Two exhibitions by the Institute of Urbanism opened up a transdisciplinary space for exchange and discussion in the foyer of the Campus Alte Technik building in 2025. In the spring, the show “The Art of Urban Design: Post-Industrial Regeneration in the Work of Marcel Smets” presented the urban design practice of this early Flemish bouwmeester, spanning three decades. The cooperative partnership with the Technical University of Cluj-Napoca cited the projects Leuven Station, Antwerp Central Station, Île de Nantes, and Antwerp Ring Road in order to show how strategic planning, spatial narration, and jointly developed processes are able to contribute to urban transformation. In addition, the exhibition provided an opportunity to reflect on the conversion of industrial wastelands into livable spaces rather than speculative ones.

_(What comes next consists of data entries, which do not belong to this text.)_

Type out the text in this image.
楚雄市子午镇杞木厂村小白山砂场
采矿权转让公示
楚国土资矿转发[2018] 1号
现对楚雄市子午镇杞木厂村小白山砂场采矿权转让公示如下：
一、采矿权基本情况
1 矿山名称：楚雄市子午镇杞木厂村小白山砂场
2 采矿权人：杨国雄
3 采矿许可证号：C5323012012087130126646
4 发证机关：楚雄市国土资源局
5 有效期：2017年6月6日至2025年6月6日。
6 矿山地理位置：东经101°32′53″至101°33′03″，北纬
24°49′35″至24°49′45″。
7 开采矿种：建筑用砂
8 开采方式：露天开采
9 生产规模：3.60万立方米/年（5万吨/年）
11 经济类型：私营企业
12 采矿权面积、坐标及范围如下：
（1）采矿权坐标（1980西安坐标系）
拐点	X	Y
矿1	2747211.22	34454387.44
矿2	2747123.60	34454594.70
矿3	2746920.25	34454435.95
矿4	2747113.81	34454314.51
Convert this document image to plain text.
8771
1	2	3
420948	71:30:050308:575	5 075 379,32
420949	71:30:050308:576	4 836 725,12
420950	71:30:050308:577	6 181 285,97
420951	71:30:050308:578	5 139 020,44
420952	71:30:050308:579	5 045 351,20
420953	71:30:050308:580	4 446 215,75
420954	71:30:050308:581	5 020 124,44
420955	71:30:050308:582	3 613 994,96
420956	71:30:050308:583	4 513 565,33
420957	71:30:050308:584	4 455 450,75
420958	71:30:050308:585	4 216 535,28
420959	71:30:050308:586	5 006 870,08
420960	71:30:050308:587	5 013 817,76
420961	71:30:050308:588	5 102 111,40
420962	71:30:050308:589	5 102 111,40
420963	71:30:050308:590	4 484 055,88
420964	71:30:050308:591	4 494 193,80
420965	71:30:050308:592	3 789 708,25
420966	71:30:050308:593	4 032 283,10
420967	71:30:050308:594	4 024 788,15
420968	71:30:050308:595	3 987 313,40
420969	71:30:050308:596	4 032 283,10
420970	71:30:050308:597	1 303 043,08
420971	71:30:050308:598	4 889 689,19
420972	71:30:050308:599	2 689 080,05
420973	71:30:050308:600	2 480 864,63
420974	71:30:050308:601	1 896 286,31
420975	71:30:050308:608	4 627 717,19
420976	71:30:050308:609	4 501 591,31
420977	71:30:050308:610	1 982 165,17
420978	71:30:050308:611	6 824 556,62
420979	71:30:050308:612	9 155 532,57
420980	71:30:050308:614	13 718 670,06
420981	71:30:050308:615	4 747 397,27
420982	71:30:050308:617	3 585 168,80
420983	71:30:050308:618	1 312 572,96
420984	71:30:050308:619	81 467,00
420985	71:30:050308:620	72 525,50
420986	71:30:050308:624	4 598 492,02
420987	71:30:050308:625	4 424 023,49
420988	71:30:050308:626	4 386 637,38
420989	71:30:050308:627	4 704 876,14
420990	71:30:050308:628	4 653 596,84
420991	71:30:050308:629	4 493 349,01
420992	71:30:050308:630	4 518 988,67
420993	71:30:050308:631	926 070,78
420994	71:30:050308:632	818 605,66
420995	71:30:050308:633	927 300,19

In the fall, “Ré-appropriations: Towards a Regenerative Approach in Architecture” was on show at Graz University of Technology. This exhibition by the Institut Culturel d’Architecture Wallonie-Bruxelles examined strategies for the sustainable redesign of the built environment and for repairing a damaged world. Models, photographs, films, and drawings of six buildings realized in Wallonia and Brussels depicted architectural practices focused on the reuse of sites and materials. The firms involved—AgwA, Artau Architectures, Label architecture, Notan Office, Olivier Fourneau Architectes, and Ouest architecture x RotorDC—concentrated on densification instead of new land consumption, on regeneration instead of demolition, as well as on the reuse of building materials.
Accompanying publications document the thematic areas addressed, well beyond the duration of both exhibitions, and promote international dialogue on spatial, ecological, and social transformations.